La complessità dell’essere genitori secondo Pellai oggi deriva, tra le altre cose, anche dalla «presenza di un terzo incomodo: lo smartphone», un oggetto che costringe gli adulti a «risintonizzarsi su nuovi canali e, come in un caleidoscopio, reinventarsi arrivando a rinegoziare i valori per adattarsi alla realtà. Senza cedere alla tentazione di fornire uno strumento così pericoloso prima dei 14 anni», come spiega bene nel libro dedicato all’argomento. Ai genitori che hanno difficoltà a far gestire l’utilizzo dello smartphone da parte dei bambini e ragazzi ha ricordato che «i nostri figli sono assediati da tanti Lucignoli che fanno credere di essere nel Paese dei Balocchi. Eppure quel Lucignolo è stato presentato da noi».
Regole e confini
Per questo ha sottolineato l’importanza dei confini e delle regole utili per aiutare i ragazzi a gestire, anche emotivamente, situazioni che alla loro età non sono in grado di affrontare nella loro complessità. Regole e confini che possono generare «rabbia nei figli che si confrontano con l’adulto perché riconoscono che non è il loro migliore amico ma una figura che pone limiti e guida in direzione del proprio progetto educativo».
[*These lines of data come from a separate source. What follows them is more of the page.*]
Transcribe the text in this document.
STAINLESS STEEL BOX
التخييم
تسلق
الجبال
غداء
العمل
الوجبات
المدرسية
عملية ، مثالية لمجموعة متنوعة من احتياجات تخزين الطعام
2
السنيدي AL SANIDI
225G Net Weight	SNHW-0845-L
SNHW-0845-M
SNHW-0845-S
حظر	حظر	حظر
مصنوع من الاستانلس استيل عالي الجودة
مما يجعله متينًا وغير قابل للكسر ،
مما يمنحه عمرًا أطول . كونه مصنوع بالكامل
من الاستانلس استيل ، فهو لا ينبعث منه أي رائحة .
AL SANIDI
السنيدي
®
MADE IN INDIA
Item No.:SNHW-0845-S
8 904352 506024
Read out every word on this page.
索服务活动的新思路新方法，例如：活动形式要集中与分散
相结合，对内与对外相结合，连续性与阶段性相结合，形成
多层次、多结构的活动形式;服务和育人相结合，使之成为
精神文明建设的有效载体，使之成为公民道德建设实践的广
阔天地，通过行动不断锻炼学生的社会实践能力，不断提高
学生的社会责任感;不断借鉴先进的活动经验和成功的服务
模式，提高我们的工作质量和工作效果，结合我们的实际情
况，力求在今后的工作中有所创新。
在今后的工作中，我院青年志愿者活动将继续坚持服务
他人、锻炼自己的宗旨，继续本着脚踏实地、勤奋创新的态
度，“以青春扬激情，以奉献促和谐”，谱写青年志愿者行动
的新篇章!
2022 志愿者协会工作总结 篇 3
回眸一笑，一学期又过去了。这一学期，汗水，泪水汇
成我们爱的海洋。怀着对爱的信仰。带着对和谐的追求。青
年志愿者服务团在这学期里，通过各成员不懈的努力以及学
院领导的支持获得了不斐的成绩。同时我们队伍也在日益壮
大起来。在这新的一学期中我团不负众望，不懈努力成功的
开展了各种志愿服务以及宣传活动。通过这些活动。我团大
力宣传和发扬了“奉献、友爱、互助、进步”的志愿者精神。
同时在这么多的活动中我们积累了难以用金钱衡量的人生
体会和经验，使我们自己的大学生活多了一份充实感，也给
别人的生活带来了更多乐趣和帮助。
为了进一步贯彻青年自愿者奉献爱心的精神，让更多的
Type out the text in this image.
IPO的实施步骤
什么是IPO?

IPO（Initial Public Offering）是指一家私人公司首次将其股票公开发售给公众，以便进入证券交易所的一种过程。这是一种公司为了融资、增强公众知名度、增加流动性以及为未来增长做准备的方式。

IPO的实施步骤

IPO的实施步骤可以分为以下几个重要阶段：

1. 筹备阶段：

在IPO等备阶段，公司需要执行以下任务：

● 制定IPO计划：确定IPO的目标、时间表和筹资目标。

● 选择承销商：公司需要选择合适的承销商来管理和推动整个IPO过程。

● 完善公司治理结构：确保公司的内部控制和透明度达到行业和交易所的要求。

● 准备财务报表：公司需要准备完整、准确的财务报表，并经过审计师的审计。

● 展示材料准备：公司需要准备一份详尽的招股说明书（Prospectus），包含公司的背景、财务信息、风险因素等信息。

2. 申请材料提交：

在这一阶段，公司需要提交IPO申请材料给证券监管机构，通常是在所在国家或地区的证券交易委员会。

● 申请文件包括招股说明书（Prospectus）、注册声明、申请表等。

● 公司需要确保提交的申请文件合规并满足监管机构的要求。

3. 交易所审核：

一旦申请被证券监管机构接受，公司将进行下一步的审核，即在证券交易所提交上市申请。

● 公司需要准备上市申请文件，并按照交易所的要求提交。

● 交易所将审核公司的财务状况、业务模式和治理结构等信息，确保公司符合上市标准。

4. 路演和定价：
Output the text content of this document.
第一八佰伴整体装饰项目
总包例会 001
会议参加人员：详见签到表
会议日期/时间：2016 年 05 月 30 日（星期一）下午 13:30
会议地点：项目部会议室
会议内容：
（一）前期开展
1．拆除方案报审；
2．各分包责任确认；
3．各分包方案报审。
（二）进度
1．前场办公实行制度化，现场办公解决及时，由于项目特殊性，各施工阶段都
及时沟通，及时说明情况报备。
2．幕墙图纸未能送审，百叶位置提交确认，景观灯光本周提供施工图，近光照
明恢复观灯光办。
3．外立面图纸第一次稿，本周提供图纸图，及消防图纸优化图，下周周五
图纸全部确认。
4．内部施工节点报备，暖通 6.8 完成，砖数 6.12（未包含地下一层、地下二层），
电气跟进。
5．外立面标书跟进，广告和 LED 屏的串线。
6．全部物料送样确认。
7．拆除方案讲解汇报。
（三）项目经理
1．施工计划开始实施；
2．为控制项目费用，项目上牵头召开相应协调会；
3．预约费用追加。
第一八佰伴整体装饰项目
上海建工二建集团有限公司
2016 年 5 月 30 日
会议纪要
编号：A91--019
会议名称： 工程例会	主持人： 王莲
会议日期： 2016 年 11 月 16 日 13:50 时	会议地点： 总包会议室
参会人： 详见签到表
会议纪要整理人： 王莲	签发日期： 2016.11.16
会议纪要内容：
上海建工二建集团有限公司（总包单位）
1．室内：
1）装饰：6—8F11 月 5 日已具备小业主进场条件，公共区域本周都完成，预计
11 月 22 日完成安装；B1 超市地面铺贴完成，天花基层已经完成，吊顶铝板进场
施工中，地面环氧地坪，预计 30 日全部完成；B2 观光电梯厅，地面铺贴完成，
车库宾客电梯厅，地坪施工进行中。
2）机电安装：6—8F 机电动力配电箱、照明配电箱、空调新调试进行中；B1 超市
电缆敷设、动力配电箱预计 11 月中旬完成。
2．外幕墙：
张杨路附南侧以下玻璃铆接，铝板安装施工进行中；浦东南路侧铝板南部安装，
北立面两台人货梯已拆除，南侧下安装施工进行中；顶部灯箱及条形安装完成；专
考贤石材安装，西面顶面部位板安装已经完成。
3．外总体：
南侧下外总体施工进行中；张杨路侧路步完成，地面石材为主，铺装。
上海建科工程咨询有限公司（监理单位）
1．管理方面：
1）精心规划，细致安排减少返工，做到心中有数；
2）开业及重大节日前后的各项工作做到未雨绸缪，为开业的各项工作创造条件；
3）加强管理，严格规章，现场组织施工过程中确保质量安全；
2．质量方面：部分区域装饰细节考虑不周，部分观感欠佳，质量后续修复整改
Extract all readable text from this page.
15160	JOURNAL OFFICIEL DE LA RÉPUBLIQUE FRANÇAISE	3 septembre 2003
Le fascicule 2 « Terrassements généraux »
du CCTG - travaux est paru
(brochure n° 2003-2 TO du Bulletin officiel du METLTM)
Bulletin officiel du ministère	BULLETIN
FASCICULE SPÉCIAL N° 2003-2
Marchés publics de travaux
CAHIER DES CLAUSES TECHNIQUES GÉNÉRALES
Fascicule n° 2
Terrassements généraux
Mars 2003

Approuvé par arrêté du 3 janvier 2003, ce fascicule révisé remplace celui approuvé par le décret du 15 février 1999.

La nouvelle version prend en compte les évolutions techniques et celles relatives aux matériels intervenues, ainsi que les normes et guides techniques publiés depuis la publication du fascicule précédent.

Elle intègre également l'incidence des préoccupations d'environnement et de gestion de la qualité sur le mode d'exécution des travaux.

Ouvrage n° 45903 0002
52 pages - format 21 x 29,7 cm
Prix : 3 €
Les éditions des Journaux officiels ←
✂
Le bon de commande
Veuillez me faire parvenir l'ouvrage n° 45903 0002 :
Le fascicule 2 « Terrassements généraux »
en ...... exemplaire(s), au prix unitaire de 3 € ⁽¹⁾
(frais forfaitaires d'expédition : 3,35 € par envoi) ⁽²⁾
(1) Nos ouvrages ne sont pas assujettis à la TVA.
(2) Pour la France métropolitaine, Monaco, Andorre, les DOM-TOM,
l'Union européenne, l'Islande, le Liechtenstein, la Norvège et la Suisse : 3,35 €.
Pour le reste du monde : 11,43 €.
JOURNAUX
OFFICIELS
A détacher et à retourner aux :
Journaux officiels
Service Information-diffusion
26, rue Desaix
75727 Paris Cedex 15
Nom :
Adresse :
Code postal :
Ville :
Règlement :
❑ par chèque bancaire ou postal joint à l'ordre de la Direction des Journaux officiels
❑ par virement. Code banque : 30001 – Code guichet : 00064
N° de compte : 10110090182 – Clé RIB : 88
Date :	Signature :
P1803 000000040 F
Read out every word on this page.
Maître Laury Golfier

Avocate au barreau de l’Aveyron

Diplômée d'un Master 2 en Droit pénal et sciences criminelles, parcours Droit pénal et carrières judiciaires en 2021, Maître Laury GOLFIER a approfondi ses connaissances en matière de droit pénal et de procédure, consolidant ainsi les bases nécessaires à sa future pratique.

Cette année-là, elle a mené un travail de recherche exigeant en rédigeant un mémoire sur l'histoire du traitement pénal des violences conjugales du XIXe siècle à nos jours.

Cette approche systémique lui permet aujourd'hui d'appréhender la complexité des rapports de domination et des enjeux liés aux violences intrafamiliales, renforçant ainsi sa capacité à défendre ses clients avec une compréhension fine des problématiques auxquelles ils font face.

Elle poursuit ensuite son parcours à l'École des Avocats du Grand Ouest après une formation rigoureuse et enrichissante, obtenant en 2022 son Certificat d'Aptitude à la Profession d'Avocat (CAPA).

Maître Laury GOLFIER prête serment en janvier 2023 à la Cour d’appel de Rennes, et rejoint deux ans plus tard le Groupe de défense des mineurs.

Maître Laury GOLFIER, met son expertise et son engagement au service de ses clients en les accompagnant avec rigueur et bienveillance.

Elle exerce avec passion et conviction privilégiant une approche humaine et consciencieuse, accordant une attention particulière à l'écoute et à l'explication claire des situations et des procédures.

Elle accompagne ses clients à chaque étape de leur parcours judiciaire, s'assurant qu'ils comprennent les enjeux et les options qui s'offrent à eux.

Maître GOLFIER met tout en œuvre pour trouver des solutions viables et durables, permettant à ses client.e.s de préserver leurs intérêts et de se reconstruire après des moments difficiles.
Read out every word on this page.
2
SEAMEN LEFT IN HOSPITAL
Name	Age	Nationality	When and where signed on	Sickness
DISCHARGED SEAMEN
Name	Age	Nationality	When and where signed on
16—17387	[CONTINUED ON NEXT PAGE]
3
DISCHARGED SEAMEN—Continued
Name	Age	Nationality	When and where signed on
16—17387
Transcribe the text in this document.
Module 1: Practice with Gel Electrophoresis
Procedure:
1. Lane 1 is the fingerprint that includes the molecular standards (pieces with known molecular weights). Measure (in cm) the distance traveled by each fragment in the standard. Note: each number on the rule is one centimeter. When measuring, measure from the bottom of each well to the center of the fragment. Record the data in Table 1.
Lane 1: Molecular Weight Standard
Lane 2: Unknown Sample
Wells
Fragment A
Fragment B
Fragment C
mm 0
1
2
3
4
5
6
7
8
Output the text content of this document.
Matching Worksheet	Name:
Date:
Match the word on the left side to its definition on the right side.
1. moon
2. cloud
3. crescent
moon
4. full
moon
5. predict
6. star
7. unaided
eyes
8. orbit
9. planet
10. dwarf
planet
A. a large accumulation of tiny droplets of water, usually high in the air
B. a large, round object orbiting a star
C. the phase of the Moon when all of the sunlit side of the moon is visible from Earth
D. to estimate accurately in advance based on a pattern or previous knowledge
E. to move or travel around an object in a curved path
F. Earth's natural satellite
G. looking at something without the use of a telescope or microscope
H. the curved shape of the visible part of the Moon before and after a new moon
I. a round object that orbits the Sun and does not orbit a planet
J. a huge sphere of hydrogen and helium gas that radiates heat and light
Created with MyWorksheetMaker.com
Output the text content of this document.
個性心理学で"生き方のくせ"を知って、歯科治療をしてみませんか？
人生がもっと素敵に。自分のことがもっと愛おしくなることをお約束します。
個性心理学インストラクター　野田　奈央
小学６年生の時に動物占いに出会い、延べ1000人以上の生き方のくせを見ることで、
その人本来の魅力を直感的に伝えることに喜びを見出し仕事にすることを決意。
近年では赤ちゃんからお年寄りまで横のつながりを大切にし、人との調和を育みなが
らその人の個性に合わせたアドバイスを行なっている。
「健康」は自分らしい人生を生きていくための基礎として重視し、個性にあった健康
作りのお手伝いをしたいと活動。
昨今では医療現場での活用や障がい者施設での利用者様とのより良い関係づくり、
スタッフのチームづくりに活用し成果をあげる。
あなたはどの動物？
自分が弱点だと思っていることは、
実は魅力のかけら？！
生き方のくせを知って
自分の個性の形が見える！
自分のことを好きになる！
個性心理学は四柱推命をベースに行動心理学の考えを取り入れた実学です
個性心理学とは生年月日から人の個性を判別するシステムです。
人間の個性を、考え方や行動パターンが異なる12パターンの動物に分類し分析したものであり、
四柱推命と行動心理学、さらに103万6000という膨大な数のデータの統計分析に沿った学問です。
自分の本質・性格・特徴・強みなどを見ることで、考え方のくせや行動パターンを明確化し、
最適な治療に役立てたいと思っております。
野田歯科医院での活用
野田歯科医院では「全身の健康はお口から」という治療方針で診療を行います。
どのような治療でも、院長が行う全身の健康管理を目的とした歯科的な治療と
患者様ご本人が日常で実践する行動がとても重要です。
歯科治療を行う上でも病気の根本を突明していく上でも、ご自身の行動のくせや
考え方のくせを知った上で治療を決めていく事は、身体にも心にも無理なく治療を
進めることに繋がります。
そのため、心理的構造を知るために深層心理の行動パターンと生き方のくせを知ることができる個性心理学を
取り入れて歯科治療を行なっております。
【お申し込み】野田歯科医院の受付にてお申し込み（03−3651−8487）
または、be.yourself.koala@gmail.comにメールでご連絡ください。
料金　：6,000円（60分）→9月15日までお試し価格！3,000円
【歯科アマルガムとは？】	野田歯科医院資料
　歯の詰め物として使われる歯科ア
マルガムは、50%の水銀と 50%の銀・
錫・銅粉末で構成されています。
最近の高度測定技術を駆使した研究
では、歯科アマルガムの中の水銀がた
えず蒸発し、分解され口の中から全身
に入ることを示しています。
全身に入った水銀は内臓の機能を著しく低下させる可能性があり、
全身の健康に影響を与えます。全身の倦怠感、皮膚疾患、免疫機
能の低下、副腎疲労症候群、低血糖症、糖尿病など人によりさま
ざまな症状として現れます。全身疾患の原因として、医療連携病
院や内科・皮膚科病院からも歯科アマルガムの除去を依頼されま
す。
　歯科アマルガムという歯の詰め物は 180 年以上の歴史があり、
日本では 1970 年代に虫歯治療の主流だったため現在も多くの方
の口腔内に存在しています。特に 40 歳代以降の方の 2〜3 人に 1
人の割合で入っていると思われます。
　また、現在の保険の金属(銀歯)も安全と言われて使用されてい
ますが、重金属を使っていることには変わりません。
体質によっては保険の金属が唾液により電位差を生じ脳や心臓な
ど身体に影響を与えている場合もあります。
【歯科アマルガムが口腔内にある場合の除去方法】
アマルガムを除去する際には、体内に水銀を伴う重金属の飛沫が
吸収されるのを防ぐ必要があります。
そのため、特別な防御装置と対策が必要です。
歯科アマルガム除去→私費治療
Ma i genitori nel confronto con i figli sono davvero in grado di ascoltare le loro parole ed emozioni? La conversazione tra i professionisti al Teatro Nuovo si è spostata così sulla difficoltà di ascoltare davvero i messaggi che bambini e i ragazzi consegnano alle famiglie quotidianamente, sollecitando il dialogo tra genitori e figli affinché tutti imparino ad esprimere le proprie emozioni, positive e negative. Davanti ad una «fragilità dei genitori che non sanno accogliere il dolore dei figli» Pellai ha suggerito di coltivare e far coltivare ai ragazzi la lettura, lo strumento che costruisce le reti neuronali necessarie alla gestione delle emozioni e mantiene allenate le competenze acquisite, insegnando l’importanza e la necessità di sapersi raccontare e di saper ascoltare.
Le ciambelle di salvataggio
Per una generazione di mamme e papà attenti ai principi della genitorialità ma perennemente di corsa e in affanno per la mancanza del tempo per coltivarli, Pellai ha lanciato numerose ciambelle di salvataggio e ha ricordato al suo pubblico una regola tanto semplice quanto difficile da applicare: «serve più lentezza per noi adulti, per essere più profondamente connessi con i bambini». E meno con gli smartphone.